Assuming we got start-ups to relocate, many would need funding. Silicon Valley has a huge number of angel and venture capital investors. Though Ireland could probably eventually grow something comparable given enough time, some sort of bootstrapping is likely to be required.

One creative option would be to create a start-up stock exchange – a website where early-stage companies could sell some fraction of their stock, and any member of the public could invest. Start-ups could post their latest news and, most importantly, their metrics (as opposed to their financials, as in the case of a real public company).

An investor would get a comprehensive list of credible start-up companies, with detailed information, tiny transaction costs and, critically, no barrier to entry – you wouldn’t need to know the right people, or have pre-prepared funding documents. From a start-up’s standpoint, it could be the holy grail – easy access to capital.

I’ve often wished this existed in the US. It’d never happen there, though – too many laws would have to change. But there’s nothing stopping Ireland from making it happen.

Of course, US bureaucracy doesn’t just inhibit new ideas like this. It’s also a major source of pain for any conventional start-up. In particular, tax and immigration issues are the bane of many a founder’s life.

The complexity of the US tax system creates a distracting and expensive proposition for start-ups.

Immigration to the US is absurdly difficult. Examples abound: working on Auctomatic, it cost thousands of dollars in legal fees and countless days to get the visas we needed. Liam Casey, a Corkman and chief executive of PCH International, left the US and now employs hundreds of people in China because he was unable to obtain a visa. One of the smartest Irish guys I’ve ever met, and an MIT graduate, was forced to leave New York after his employer failed to secure a work permit for him. In 2007, Microsoft set up an office in Canada, a few miles from the US border, for the sole purpose of circumventing US visa regulations.

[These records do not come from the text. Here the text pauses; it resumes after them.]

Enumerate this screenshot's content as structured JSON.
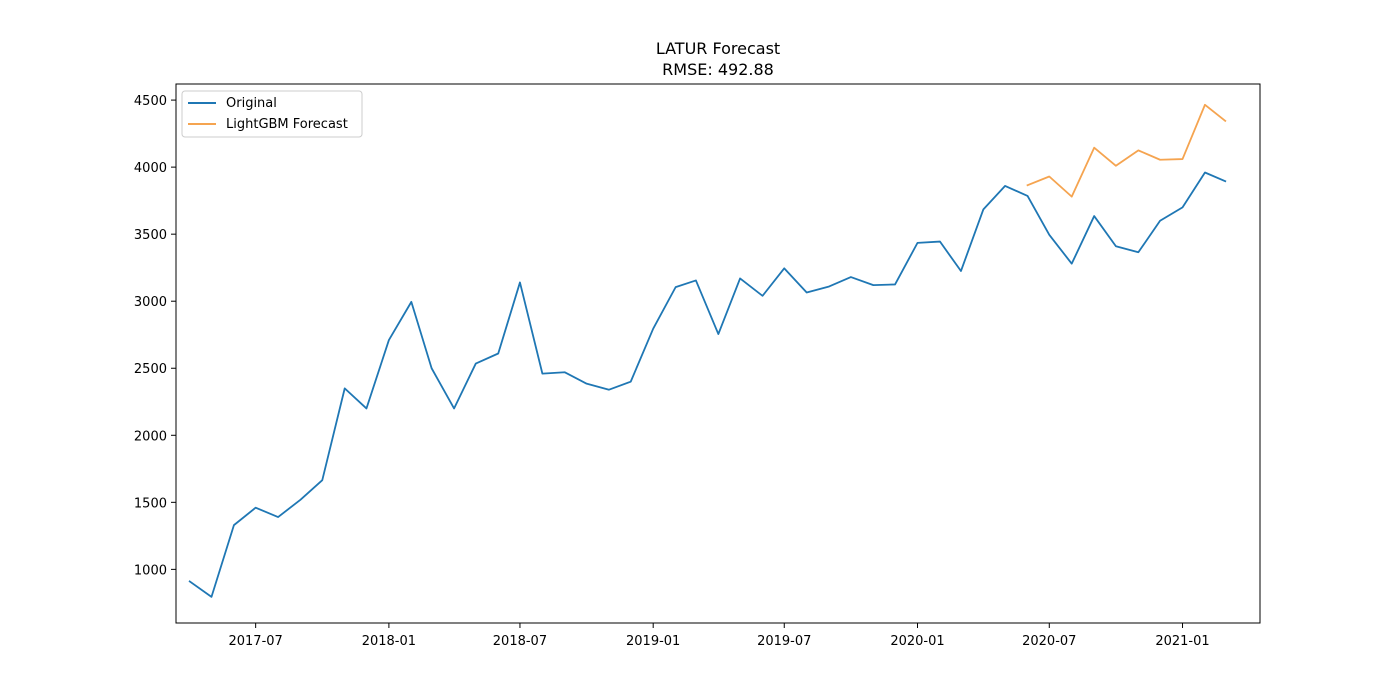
{
  "chart_data": {
    "type": "line",
    "title": "LATUR Forecast",
    "subtitle": "RMSE: 492.88",
    "xlabel": "",
    "ylabel": "",
    "x_ticks": [
      "2017-07",
      "2018-01",
      "2018-07",
      "2019-01",
      "2019-07",
      "2020-01",
      "2020-07",
      "2021-01"
    ],
    "y_ticks": [
      1000,
      1500,
      2000,
      2500,
      3000,
      3500,
      4000,
      4500
    ],
    "xlim": [
      "2017-03-13",
      "2021-04-18"
    ],
    "ylim": [
      600,
      4620
    ],
    "grid": false,
    "legend_position": "top-left",
    "series": [
      {
        "name": "Original",
        "color": "#1f77b4",
        "x": [
          "2017-04",
          "2017-05",
          "2017-06",
          "2017-07",
          "2017-08",
          "2017-09",
          "2017-10",
          "2017-11",
          "2017-12",
          "2018-01",
          "2018-02",
          "2018-03",
          "2018-04",
          "2018-05",
          "2018-06",
          "2018-07",
          "2018-08",
          "2018-09",
          "2018-10",
          "2018-11",
          "2018-12",
          "2019-01",
          "2019-02",
          "2019-03",
          "2019-04",
          "2019-05",
          "2019-06",
          "2019-07",
          "2019-08",
          "2019-09",
          "2019-10",
          "2019-11",
          "2019-12",
          "2020-01",
          "2020-02",
          "2020-03",
          "2020-04",
          "2020-05",
          "2020-06",
          "2020-07",
          "2020-08",
          "2020-09",
          "2020-10",
          "2020-11",
          "2020-12",
          "2021-01",
          "2021-02",
          "2021-03"
        ],
        "values": [
          910,
          795,
          1330,
          1460,
          1390,
          1520,
          1665,
          2350,
          2200,
          2710,
          2995,
          2500,
          2200,
          2535,
          2610,
          3140,
          2460,
          2470,
          2385,
          2340,
          2400,
          2795,
          3105,
          3155,
          2755,
          3170,
          3040,
          3245,
          3065,
          3110,
          3180,
          3120,
          3125,
          3435,
          3445,
          3225,
          3685,
          3860,
          3785,
          3495,
          3280,
          3635,
          3410,
          3365,
          3600,
          3700,
          3960,
          3895
        ]
      },
      {
        "name": "LightGBM Forecast",
        "color": "#f5a450",
        "x": [
          "2020-06",
          "2020-07",
          "2020-08",
          "2020-09",
          "2020-10",
          "2020-11",
          "2020-12",
          "2021-01",
          "2021-02",
          "2021-03"
        ],
        "values": [
          3865,
          3930,
          3780,
          4145,
          4010,
          4125,
          4055,
          4060,
          4465,
          4345
        ]
      }
    ]
  }
}
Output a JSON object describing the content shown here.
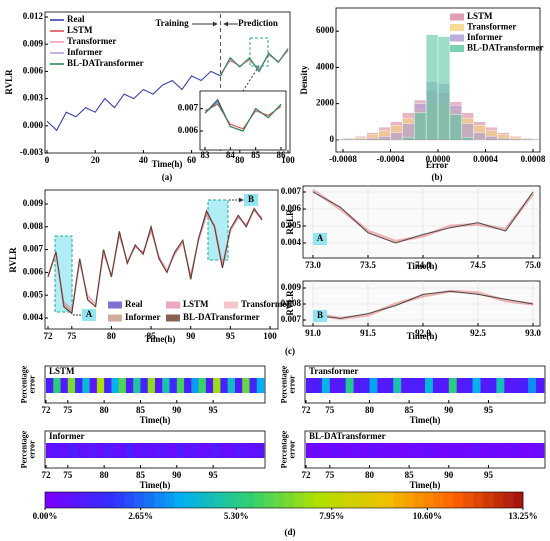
{
  "panel_labels": [
    "(a)",
    "(b)",
    "(c)",
    "(d)"
  ],
  "chart_data": [
    {
      "type": "line",
      "xlabel": "Time(h)",
      "ylabel": "RVLR",
      "x": [
        0,
        4,
        8,
        12,
        16,
        20,
        24,
        28,
        32,
        36,
        40,
        44,
        48,
        52,
        56,
        60,
        64,
        68,
        72,
        76,
        80,
        84,
        88,
        92,
        96,
        100
      ],
      "series": [
        {
          "name": "Real",
          "color": "#3a3fb0",
          "values": [
            0.0005,
            -0.0005,
            0.0015,
            0.001,
            0.002,
            0.0015,
            0.003,
            0.002,
            0.0035,
            0.003,
            0.004,
            0.0035,
            0.0045,
            0.005,
            0.004,
            0.0055,
            0.005,
            0.006,
            0.0055,
            0.0075,
            0.0065,
            0.0075,
            0.006,
            0.008,
            0.007,
            0.0085
          ]
        },
        {
          "name": "LSTM",
          "color": "#e05050",
          "values": [
            null,
            null,
            null,
            null,
            null,
            null,
            null,
            null,
            null,
            null,
            null,
            null,
            null,
            null,
            null,
            null,
            null,
            null,
            0.0057,
            0.0072,
            0.0066,
            0.0073,
            0.0062,
            0.0078,
            0.0071,
            0.0083
          ]
        },
        {
          "name": "Transformer",
          "color": "#f0a0b0",
          "values": [
            null,
            null,
            null,
            null,
            null,
            null,
            null,
            null,
            null,
            null,
            null,
            null,
            null,
            null,
            null,
            null,
            null,
            null,
            0.0056,
            0.0073,
            0.0066,
            0.0074,
            0.0061,
            0.0079,
            0.0071,
            0.0084
          ]
        },
        {
          "name": "Informer",
          "color": "#b8a0e0",
          "values": [
            null,
            null,
            null,
            null,
            null,
            null,
            null,
            null,
            null,
            null,
            null,
            null,
            null,
            null,
            null,
            null,
            null,
            null,
            0.0055,
            0.0074,
            0.0065,
            0.0075,
            0.0061,
            0.0079,
            0.007,
            0.0085
          ]
        },
        {
          "name": "BL-DATransformer",
          "color": "#2e8b57",
          "values": [
            null,
            null,
            null,
            null,
            null,
            null,
            null,
            null,
            null,
            null,
            null,
            null,
            null,
            null,
            null,
            null,
            null,
            null,
            0.0055,
            0.0075,
            0.0065,
            0.0075,
            0.006,
            0.008,
            0.007,
            0.0085
          ]
        }
      ],
      "xlim": [
        0,
        100
      ],
      "ylim": [
        -0.003,
        0.012
      ],
      "xticks": [
        0,
        20,
        40,
        60,
        80,
        100
      ],
      "yticks": [
        -0.003,
        {
          "value": 0,
          "label": "0.000"
        },
        0.003,
        0.006,
        0.009,
        0.012
      ],
      "legend": "upper left",
      "grid": false,
      "annotations": [
        "Training",
        "Prediction"
      ]
    },
    {
      "type": "line",
      "x": [
        83,
        83.5,
        84,
        84.5,
        85,
        85.5,
        86
      ],
      "series": [
        {
          "color": "#3a3fb0",
          "values": [
            0.0068,
            0.0074,
            0.0062,
            0.006,
            0.007,
            0.0066,
            0.0072
          ]
        },
        {
          "color": "#e05050",
          "values": [
            0.0069,
            0.0072,
            0.0063,
            0.0061,
            0.0069,
            0.0067,
            0.0071
          ]
        },
        {
          "color": "#2e8b57",
          "values": [
            0.0068,
            0.0073,
            0.0062,
            0.006,
            0.007,
            0.0066,
            0.0072
          ]
        }
      ],
      "xlim": [
        83,
        86
      ],
      "ylim": [
        0.0056,
        0.0077
      ],
      "xticks": [
        83,
        84,
        85,
        86
      ],
      "yticks": [
        0.006,
        0.007
      ],
      "grid": false
    },
    {
      "type": "histogram",
      "xlabel": "Error",
      "ylabel": "Density",
      "bins": [
        -0.0008,
        -0.0007,
        -0.0006,
        -0.0005,
        -0.0004,
        -0.0003,
        -0.0002,
        -0.0001,
        0,
        0.0001,
        0.0002,
        0.0003,
        0.0004,
        0.0005,
        0.0006,
        0.0007,
        0.0008
      ],
      "series": [
        {
          "name": "LSTM",
          "color": "#d9849f",
          "values": [
            100,
            200,
            400,
            700,
            1000,
            1500,
            2200,
            2700,
            2600,
            2100,
            1500,
            1000,
            700,
            400,
            200,
            100
          ]
        },
        {
          "name": "Transformer",
          "color": "#f2d27a",
          "values": [
            50,
            150,
            300,
            500,
            800,
            1200,
            1700,
            2000,
            2000,
            1700,
            1200,
            800,
            500,
            300,
            150,
            50
          ]
        },
        {
          "name": "Informer",
          "color": "#a99bd6",
          "values": [
            0,
            50,
            100,
            200,
            400,
            900,
            2000,
            3200,
            3100,
            1900,
            900,
            400,
            200,
            100,
            50,
            0
          ]
        },
        {
          "name": "BL-DATransformer",
          "color": "#5cc6a0",
          "values": [
            0,
            0,
            0,
            0,
            20,
            150,
            1500,
            5800,
            5700,
            1400,
            140,
            20,
            0,
            0,
            0,
            0
          ]
        }
      ],
      "xlim": [
        -0.0008,
        0.0008
      ],
      "ylim": [
        -670,
        7280
      ],
      "xticks": [
        -0.0008,
        -0.0004,
        {
          "value": 0,
          "label": "0.0000"
        },
        0.0004,
        0.0008
      ],
      "yticks": [
        0,
        2000,
        4000,
        6000
      ],
      "legend": "upper right",
      "grid": false
    },
    {
      "type": "line",
      "xlabel": "Time(h)",
      "ylabel": "RVLR",
      "x": [
        72,
        73,
        74,
        75,
        76,
        77,
        78,
        79,
        80,
        81,
        82,
        83,
        84,
        85,
        86,
        87,
        88,
        89,
        90,
        91,
        92,
        93,
        94,
        95,
        96,
        97,
        98,
        99
      ],
      "series": [
        {
          "name": "Real",
          "color": "#5b4fc9",
          "values": [
            0.0058,
            0.0069,
            0.0045,
            0.0042,
            0.0066,
            0.0048,
            0.0045,
            0.007,
            0.0058,
            0.0078,
            0.0064,
            0.0072,
            0.0068,
            0.008,
            0.0066,
            0.006,
            0.0069,
            0.0074,
            0.0057,
            0.0075,
            0.0087,
            0.008,
            0.0062,
            0.0079,
            0.0085,
            0.008,
            0.0088,
            0.0083
          ]
        },
        {
          "name": "LSTM",
          "color": "#e78fb3",
          "values": [
            0.0059,
            0.0068,
            0.0047,
            0.0044,
            0.0064,
            0.005,
            0.0046,
            0.0068,
            0.0059,
            0.0076,
            0.0065,
            0.0071,
            0.0069,
            0.0078,
            0.0067,
            0.0061,
            0.0068,
            0.0073,
            0.0059,
            0.0074,
            0.0085,
            0.0081,
            0.0064,
            0.0078,
            0.0084,
            0.0081,
            0.0087,
            0.0084
          ]
        },
        {
          "name": "Transformer",
          "color": "#f4b6c2",
          "values": [
            0.0058,
            0.0068,
            0.0046,
            0.0043,
            0.0065,
            0.0049,
            0.0046,
            0.0069,
            0.0058,
            0.0077,
            0.0065,
            0.0072,
            0.0068,
            0.0079,
            0.0066,
            0.0061,
            0.0069,
            0.0073,
            0.0058,
            0.0075,
            0.0086,
            0.008,
            0.0063,
            0.0078,
            0.0085,
            0.008,
            0.0087,
            0.0083
          ]
        },
        {
          "name": "Informer",
          "color": "#c49a84",
          "values": [
            0.0058,
            0.0069,
            0.0046,
            0.0043,
            0.0066,
            0.0048,
            0.0045,
            0.007,
            0.0058,
            0.0077,
            0.0064,
            0.0072,
            0.0068,
            0.0079,
            0.0066,
            0.006,
            0.0069,
            0.0074,
            0.0058,
            0.0075,
            0.0086,
            0.008,
            0.0062,
            0.0079,
            0.0085,
            0.008,
            0.0088,
            0.0083
          ]
        },
        {
          "name": "BL-DATransformer",
          "color": "#6b3a2a",
          "values": [
            0.0058,
            0.0069,
            0.0045,
            0.0042,
            0.0066,
            0.0048,
            0.0045,
            0.007,
            0.0058,
            0.0078,
            0.0064,
            0.0072,
            0.0068,
            0.008,
            0.0066,
            0.006,
            0.0069,
            0.0074,
            0.0057,
            0.0075,
            0.0087,
            0.008,
            0.0062,
            0.0079,
            0.0085,
            0.008,
            0.0088,
            0.0083
          ]
        }
      ],
      "xlim": [
        72,
        100
      ],
      "ylim": [
        0.004,
        0.009
      ],
      "xticks": [
        72,
        75,
        80,
        85,
        90,
        95,
        100
      ],
      "yticks": [
        0.004,
        0.005,
        0.006,
        0.007,
        0.008,
        0.009
      ],
      "legend": "lower center",
      "grid": false,
      "annotations": [
        "A",
        "B"
      ]
    },
    {
      "type": "line",
      "xlabel": "Time(h)",
      "ylabel": "RVLR",
      "label": "A",
      "x": [
        73,
        73.25,
        73.5,
        73.75,
        74,
        74.25,
        74.5,
        74.75,
        75
      ],
      "series": [
        {
          "color": "#e06060",
          "values": [
            0.0071,
            0.006,
            0.0047,
            0.0041,
            0.0044,
            0.005,
            0.0051,
            0.0048,
            0.0069
          ]
        },
        {
          "color": "#4a4a4a",
          "values": [
            0.007,
            0.0061,
            0.0046,
            0.004,
            0.0045,
            0.0049,
            0.0052,
            0.0047,
            0.007
          ]
        }
      ],
      "xlim": [
        73,
        75
      ],
      "ylim": [
        0.004,
        0.007
      ],
      "xticks": [
        {
          "value": 73,
          "label": "73.0"
        },
        73.5,
        {
          "value": 74,
          "label": "74.0"
        },
        74.5,
        {
          "value": 75,
          "label": "75.0"
        }
      ],
      "yticks": [
        0.004,
        0.005,
        0.006,
        0.007
      ],
      "grid": true
    },
    {
      "type": "line",
      "xlabel": "Time(h)",
      "ylabel": "RVLR",
      "label": "B",
      "x": [
        91,
        91.25,
        91.5,
        91.75,
        92,
        92.25,
        92.5,
        92.75,
        93
      ],
      "series": [
        {
          "color": "#e06060",
          "values": [
            0.0074,
            0.0071,
            0.0073,
            0.008,
            0.0085,
            0.0088,
            0.0087,
            0.0082,
            0.008
          ]
        },
        {
          "color": "#4a4a4a",
          "values": [
            0.0073,
            0.0071,
            0.0074,
            0.0079,
            0.0086,
            0.0088,
            0.0086,
            0.0083,
            0.008
          ]
        }
      ],
      "xlim": [
        91,
        93
      ],
      "ylim": [
        0.007,
        0.009
      ],
      "xticks": [
        {
          "value": 91,
          "label": "91.0"
        },
        91.5,
        {
          "value": 92,
          "label": "92.0"
        },
        92.5,
        {
          "value": 93,
          "label": "93.0"
        }
      ],
      "yticks": [
        0.007,
        0.008,
        0.009
      ],
      "grid": true
    },
    {
      "type": "heatmap",
      "title": "LSTM",
      "xlabel": "Time(h)",
      "ylabel": "Percentage error",
      "x": [
        72,
        73,
        74,
        75,
        76,
        77,
        78,
        79,
        80,
        81,
        82,
        83,
        84,
        85,
        86,
        87,
        88,
        89,
        90,
        91,
        92,
        93,
        94,
        95,
        96,
        97,
        98,
        99,
        100,
        101
      ],
      "values": [
        1.2,
        5.5,
        1.0,
        6.8,
        1.5,
        4.2,
        0.8,
        7.5,
        1.3,
        3.9,
        6.2,
        1.1,
        5.0,
        1.4,
        7.1,
        0.9,
        4.8,
        1.6,
        6.0,
        1.2,
        3.5,
        5.8,
        1.0,
        7.3,
        1.3,
        4.5,
        1.1,
        6.5,
        1.4,
        3.8
      ],
      "xlim": [
        72,
        102
      ],
      "xticks": [
        72,
        75,
        80,
        85,
        90,
        95
      ]
    },
    {
      "type": "heatmap",
      "title": "Transformer",
      "xlabel": "Time(h)",
      "ylabel": "Percentage error",
      "x": [
        72,
        73,
        74,
        75,
        76,
        77,
        78,
        79,
        80,
        81,
        82,
        83,
        84,
        85,
        86,
        87,
        88,
        89,
        90,
        91,
        92,
        93,
        94,
        95,
        96,
        97,
        98,
        99,
        100,
        101
      ],
      "values": [
        1.0,
        1.2,
        4.0,
        0.9,
        1.1,
        5.2,
        1.0,
        1.3,
        3.6,
        1.0,
        1.1,
        4.8,
        0.9,
        1.2,
        1.0,
        4.1,
        1.1,
        0.9,
        5.5,
        1.0,
        1.2,
        3.9,
        1.0,
        1.1,
        4.6,
        0.9,
        1.0,
        1.2,
        3.3,
        1.0
      ],
      "xlim": [
        72,
        102
      ],
      "xticks": [
        72,
        75,
        80,
        85,
        90,
        95
      ]
    },
    {
      "type": "heatmap",
      "title": "Informer",
      "xlabel": "Time(h)",
      "ylabel": "Percentage error",
      "x": [
        72,
        73,
        74,
        75,
        76,
        77,
        78,
        79,
        80,
        81,
        82,
        83,
        84,
        85,
        86,
        87,
        88,
        89,
        90,
        91,
        92,
        93,
        94,
        95,
        96,
        97,
        98,
        99,
        100,
        101
      ],
      "values": [
        0.6,
        0.8,
        0.5,
        1.2,
        0.7,
        0.6,
        0.9,
        0.5,
        1.0,
        0.7,
        0.6,
        1.3,
        0.5,
        0.8,
        0.6,
        0.9,
        0.7,
        0.5,
        1.1,
        0.6,
        0.8,
        0.5,
        0.7,
        1.0,
        0.6,
        0.5,
        0.9,
        0.7,
        0.6,
        0.8
      ],
      "xlim": [
        72,
        102
      ],
      "xticks": [
        72,
        75,
        80,
        85,
        90,
        95
      ]
    },
    {
      "type": "heatmap",
      "title": "BL-DATransformer",
      "xlabel": "Time(h)",
      "ylabel": "Percentage error",
      "x": [
        72,
        73,
        74,
        75,
        76,
        77,
        78,
        79,
        80,
        81,
        82,
        83,
        84,
        85,
        86,
        87,
        88,
        89,
        90,
        91,
        92,
        93,
        94,
        95,
        96,
        97,
        98,
        99,
        100,
        101
      ],
      "values": [
        0.3,
        0.4,
        0.2,
        0.5,
        0.3,
        0.3,
        0.4,
        0.2,
        0.5,
        0.3,
        0.4,
        0.3,
        0.2,
        0.4,
        0.3,
        0.5,
        0.3,
        0.2,
        0.4,
        0.3,
        0.3,
        0.5,
        0.2,
        0.4,
        0.3,
        0.3,
        0.4,
        0.2,
        0.3,
        0.4
      ],
      "xlim": [
        72,
        102
      ],
      "xticks": [
        72,
        75,
        80,
        85,
        90,
        95
      ]
    },
    {
      "type": "colorbar",
      "colormap": [
        "#7a00ff",
        "#3030ff",
        "#00b0f0",
        "#30d070",
        "#b0e000",
        "#f0c000",
        "#ff6000",
        "#a01010"
      ],
      "vlim": [
        0,
        13.25
      ],
      "ticks": [
        {
          "value": 0,
          "label": "0.00%"
        },
        {
          "value": 2.65,
          "label": "2.65%"
        },
        {
          "value": 5.3,
          "label": "5.30%"
        },
        {
          "value": 7.95,
          "label": "7.95%"
        },
        {
          "value": 10.6,
          "label": "10.60%"
        },
        {
          "value": 13.25,
          "label": "13.25%"
        }
      ]
    }
  ]
}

These are both great opportunities for Ireland. The US is needlessly handicapping itself, creating an opportunity for some smarter region to gain an edge by doing things better. In the case of tax, Ireland should allow a start-up to defer all tax for a few years, or until revenues have reached a certain threshold. With immigration, make it as simple as possible for a start-up to hire whoever they want, wherever they may be from.

Two final ideas. Though full of good people, Enterprise Ireland still take several months to make most investment decisions. This is crazy – it encourages good companies to get their money elsewhere.

Lastly, New York has had great success with its 311 service. It’s an easy way for residents to report non-urgent things that need repair or attention (like, say, illegal dumping). We should create a similar service for bureaucracy. When people encounter something broken, they should be able to request an evaluation by the new Bureaucracy Repair Department.

On the face of it, for Ireland to aspire to the success of Silicon Valley is crazy. Shouldn’t we set a more realistic target – like, say, becoming as successful as London?

I don’t think so. Why shouldn’t Ireland be as powerful a hub of innovation as the Valley? There is no magic in the Valley’s success, and it could conceivably be replicated.

A region that realised the importance of start-ups, worked hard to help when necessary and stayed out of the way the rest of the time would be a force to be reckoned with.

In a lot of ways, the proposition of turning Ireland into a pre-eminent start-up hub is like that of a start-up itself. The goal is attainable, and some region will probably do it eventually. The question is whether we’re smart and driven enough to make it happen. Are we?